Copper Center, AK: Yesterday, the weather continued to be warm and dry within fire areas and afternoon winds increased fire activity. The Steamboat Creek Fire grew to approximately 19,179 acres. The fire was consuming fuel in the interior of the fire as winds shifted. The front of the fire is now moving in a south- southwest direction as of yesterday afternoon.
Fire personnel were on standby in case any fire threatened to cross a predetermined “trigger point,” or a management line where planners hope to keep the fire from crossing. Fire managers plan to keep the fire on the south side of the Chitina River, and yesterday two helicopters and two Fire Boss water-scooping planes were available in case they were needed to drop water. When fire personnel plan to manage the fire, they utilize “fire management options” to help determine strategic actions and established “trigger points” between the fire and high use areas like the McCarthy-Kennecott community and the Ultima-Thule Lodge.
The fire is currently burning in a “Limited Management Option” where the objective is to manage the fire for benefits to the natural resources, all while keeping a sharp eye on any trigger points or nearby valued resources or property. The Steamboat Creek Fire is burning within the boundary of National Park and Wilderness lands. In Alaska, 92% of lands in National Parks fall within a “Limited Management Option” where fires are actively monitored by fire managers for the benefit and long-term ecological health of the land. Firefighter and public safety is of the highest priority for all management options.
The predicted forecast of rain has arrived to the Copper River Basin early this morning and is predicted to last for the next couple of days. Today a small Type 3 organization will monitor and respond to any fire changes. Firefighters will be identifying 5 nearby historical cabins for structure protection.
Also, more accurate mapping will occur to get a better sense of how large the fire has become and to help with planning purposes. Aviation resources will be available to monitor the fire. Even with rain, fire managers continue to ask residents and park visitors to be mindful of any activities that have the potential to cause a wildfire. More information can be found on Inciweb: http://inciweb.nwcg.gov/incident/4867/
Other fires burning in or near Wrangell-St. Elias National Park & Preserve are described below.
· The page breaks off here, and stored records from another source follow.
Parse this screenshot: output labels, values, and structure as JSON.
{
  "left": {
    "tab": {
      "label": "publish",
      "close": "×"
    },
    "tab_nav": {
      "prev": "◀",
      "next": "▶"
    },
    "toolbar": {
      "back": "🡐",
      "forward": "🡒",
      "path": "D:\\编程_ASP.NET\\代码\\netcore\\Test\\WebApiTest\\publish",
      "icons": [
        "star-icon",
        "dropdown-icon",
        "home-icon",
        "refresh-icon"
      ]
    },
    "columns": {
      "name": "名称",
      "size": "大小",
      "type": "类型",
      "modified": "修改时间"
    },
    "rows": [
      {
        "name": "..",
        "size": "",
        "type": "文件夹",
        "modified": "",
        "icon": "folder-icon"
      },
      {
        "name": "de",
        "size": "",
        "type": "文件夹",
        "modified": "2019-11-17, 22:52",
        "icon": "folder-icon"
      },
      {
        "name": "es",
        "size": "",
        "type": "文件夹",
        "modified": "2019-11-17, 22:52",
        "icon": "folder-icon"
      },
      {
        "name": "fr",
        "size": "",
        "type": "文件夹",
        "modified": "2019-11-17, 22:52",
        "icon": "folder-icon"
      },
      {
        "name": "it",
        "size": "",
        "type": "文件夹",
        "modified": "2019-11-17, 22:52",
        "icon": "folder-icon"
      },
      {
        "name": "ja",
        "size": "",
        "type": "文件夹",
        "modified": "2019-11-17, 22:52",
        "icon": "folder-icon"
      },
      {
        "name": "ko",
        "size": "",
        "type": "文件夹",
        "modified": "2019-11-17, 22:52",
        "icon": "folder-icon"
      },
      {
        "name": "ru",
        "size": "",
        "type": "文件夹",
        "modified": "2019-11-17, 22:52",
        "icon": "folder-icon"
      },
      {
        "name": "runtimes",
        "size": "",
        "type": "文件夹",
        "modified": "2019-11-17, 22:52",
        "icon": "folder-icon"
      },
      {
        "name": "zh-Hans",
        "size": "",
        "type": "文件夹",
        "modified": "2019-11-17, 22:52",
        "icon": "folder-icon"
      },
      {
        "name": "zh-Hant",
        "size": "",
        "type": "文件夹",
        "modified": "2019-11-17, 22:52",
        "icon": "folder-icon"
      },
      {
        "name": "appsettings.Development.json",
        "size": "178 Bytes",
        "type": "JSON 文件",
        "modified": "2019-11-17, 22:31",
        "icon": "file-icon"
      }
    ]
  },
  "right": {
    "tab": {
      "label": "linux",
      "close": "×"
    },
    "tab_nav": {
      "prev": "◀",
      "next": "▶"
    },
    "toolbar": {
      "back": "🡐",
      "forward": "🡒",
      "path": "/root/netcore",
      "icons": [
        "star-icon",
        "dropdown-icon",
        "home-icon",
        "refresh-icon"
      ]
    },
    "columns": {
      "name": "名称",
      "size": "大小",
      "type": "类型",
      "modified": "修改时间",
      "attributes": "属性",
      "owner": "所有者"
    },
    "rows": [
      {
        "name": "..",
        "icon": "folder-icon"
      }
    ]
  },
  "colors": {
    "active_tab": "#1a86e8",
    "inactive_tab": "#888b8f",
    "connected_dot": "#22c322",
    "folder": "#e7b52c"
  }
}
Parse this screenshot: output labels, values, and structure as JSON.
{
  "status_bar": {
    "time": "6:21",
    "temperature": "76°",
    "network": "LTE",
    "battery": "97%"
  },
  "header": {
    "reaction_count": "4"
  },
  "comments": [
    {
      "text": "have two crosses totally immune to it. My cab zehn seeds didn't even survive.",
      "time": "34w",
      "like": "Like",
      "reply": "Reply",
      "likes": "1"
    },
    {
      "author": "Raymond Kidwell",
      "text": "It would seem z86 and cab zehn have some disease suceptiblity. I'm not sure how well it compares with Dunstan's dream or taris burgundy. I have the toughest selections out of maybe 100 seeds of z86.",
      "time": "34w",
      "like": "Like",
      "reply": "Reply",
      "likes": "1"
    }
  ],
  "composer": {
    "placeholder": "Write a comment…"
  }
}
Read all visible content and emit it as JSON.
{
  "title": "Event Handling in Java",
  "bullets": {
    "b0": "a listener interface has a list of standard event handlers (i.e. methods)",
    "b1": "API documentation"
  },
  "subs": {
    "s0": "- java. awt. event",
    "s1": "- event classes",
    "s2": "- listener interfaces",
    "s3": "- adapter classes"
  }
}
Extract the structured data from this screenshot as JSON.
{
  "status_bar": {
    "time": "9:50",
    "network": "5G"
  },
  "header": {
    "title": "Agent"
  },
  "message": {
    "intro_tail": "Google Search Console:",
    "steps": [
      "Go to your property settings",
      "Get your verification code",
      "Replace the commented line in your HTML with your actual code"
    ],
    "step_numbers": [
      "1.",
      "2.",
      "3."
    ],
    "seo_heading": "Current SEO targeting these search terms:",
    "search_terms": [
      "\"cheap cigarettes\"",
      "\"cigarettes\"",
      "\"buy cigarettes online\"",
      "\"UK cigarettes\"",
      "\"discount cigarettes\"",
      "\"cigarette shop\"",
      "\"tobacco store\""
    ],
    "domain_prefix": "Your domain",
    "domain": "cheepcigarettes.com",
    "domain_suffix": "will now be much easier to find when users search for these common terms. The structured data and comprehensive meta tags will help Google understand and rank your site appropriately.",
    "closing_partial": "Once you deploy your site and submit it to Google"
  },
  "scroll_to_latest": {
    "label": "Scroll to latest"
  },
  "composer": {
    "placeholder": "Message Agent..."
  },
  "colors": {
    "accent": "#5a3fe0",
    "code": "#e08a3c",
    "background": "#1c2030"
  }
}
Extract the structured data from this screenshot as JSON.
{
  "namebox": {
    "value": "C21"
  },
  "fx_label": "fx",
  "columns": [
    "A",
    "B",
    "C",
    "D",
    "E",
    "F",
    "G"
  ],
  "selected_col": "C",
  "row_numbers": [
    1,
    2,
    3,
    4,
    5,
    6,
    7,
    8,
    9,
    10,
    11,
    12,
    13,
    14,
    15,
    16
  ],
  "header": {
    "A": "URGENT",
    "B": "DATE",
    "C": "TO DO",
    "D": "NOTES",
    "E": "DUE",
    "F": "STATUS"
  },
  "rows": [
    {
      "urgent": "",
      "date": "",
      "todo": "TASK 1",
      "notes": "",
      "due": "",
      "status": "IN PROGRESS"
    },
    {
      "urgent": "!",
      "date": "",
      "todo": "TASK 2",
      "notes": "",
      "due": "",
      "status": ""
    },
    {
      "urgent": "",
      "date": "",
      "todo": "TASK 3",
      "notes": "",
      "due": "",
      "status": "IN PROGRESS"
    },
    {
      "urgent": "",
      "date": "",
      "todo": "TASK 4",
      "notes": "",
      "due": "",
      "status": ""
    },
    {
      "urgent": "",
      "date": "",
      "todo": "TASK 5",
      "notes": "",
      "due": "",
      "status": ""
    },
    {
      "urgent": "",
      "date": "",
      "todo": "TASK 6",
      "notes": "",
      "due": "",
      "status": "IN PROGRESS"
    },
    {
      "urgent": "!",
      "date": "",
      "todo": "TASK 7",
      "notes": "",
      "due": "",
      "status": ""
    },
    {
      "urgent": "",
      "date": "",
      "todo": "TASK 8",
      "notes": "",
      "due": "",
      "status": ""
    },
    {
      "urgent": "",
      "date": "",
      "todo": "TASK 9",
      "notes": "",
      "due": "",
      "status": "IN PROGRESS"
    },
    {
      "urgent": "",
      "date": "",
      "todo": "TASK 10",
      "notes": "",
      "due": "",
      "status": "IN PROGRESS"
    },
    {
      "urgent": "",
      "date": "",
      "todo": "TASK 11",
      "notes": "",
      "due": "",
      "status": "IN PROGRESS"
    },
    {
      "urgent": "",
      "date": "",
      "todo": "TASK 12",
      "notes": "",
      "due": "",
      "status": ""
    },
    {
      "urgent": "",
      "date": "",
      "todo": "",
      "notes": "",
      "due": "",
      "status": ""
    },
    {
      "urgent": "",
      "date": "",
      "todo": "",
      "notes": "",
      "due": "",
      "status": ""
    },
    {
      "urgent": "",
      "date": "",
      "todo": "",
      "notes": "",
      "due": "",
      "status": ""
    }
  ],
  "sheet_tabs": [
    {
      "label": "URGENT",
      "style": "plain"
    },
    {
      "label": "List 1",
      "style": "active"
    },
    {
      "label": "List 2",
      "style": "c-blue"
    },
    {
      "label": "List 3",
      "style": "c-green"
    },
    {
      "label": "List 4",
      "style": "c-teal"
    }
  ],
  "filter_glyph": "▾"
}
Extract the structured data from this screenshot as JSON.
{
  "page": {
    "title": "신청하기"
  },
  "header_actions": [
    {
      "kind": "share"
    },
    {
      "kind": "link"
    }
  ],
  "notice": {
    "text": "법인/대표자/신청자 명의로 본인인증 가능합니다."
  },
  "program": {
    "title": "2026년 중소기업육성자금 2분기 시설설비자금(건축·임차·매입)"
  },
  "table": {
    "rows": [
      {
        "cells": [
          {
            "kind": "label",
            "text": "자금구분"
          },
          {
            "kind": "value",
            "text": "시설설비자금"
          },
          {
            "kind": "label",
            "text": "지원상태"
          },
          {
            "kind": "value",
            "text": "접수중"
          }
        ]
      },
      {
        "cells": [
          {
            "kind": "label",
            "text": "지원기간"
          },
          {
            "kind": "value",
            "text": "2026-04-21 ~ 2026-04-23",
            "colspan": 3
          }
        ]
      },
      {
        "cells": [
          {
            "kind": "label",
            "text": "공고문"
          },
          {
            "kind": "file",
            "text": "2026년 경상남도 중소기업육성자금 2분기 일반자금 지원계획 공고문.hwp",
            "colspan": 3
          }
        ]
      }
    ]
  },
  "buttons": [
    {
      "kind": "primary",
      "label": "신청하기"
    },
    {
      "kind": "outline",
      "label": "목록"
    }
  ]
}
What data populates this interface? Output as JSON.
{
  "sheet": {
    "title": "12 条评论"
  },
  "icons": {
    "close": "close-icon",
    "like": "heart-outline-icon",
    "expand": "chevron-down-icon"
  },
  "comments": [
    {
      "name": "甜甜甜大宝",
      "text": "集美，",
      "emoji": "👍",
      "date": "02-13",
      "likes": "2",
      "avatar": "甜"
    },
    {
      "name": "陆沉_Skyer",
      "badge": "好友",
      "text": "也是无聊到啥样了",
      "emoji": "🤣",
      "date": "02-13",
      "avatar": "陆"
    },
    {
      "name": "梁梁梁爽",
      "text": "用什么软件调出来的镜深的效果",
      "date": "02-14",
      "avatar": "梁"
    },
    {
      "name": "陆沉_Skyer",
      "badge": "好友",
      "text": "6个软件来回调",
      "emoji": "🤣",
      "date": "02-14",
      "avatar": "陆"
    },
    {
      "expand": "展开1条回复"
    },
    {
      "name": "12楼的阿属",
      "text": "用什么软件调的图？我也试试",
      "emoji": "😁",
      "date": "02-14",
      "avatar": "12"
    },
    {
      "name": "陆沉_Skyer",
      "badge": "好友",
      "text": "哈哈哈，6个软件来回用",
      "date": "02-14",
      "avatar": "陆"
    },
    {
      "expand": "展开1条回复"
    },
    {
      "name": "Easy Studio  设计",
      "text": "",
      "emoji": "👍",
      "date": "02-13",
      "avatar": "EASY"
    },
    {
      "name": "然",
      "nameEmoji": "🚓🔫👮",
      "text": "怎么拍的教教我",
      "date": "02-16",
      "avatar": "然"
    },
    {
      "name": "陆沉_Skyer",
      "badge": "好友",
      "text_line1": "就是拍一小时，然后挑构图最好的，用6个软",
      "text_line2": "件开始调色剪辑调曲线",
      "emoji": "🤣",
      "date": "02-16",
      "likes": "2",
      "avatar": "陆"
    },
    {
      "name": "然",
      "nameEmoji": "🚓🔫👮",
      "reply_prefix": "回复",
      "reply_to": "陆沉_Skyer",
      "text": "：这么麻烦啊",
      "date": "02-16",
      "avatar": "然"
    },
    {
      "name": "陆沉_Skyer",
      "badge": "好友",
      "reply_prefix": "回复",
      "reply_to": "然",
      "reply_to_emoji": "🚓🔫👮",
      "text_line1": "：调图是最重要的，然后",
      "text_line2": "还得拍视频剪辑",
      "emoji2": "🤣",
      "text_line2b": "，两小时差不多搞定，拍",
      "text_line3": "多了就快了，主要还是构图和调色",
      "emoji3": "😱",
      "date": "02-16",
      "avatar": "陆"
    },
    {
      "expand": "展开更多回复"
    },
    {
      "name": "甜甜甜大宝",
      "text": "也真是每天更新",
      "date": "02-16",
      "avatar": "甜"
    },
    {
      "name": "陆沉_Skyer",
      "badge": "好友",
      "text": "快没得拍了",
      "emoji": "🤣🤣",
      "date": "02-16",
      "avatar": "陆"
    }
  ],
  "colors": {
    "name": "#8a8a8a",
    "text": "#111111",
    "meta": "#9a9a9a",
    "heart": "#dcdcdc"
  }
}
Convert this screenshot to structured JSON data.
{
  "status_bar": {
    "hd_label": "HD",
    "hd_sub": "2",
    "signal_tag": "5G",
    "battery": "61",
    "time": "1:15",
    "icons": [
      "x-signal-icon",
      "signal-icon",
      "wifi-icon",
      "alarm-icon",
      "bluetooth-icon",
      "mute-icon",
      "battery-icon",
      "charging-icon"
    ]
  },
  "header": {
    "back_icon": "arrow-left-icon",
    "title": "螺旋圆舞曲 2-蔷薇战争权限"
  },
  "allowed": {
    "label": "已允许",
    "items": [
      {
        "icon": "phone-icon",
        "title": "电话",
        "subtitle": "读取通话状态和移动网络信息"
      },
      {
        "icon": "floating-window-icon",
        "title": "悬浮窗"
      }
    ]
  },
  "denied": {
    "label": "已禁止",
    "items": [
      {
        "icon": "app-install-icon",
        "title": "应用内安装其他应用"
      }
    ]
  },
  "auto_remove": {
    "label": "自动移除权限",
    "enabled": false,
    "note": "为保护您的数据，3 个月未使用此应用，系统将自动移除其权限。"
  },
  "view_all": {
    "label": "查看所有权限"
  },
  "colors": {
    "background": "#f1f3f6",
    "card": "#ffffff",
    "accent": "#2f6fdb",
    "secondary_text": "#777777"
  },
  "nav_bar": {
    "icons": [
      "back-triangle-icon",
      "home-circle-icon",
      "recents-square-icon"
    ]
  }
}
Yokneda Lake Fire (2,500 acres) – Due to the incoming weather front, winds increased and fire activity picked up along the northeastern portion of the fire. Smoke was very visible along the Tok Cutoff Road throughout the day but fire managers are continuing to monitor the fire with daily reconnaissance flights.
Cutoff Fire (57 acres) – Crews have continued to make excellent progress and looking to have fire resources to be demobilized from the incident by 6 PM this evening.
Copper River Fire (0.2 acres) – The fire has been called contained and cont
rolled with fire resources continuing to monitor for any fire activity. No further report unless significant fire activity occurs.
Klawasi Fire (0.2 acres) – Continues to be monitored with no smoke being observed. No further report unless significant fire activity occurs.
Danoho Fire (0.1 acres) – A lightning-caused fire between the Kennecott and Root Glaciers was found by hikers on July 20th; fire resources flew the fire and placed it in monitor status. The fire is smoldering with very little activity.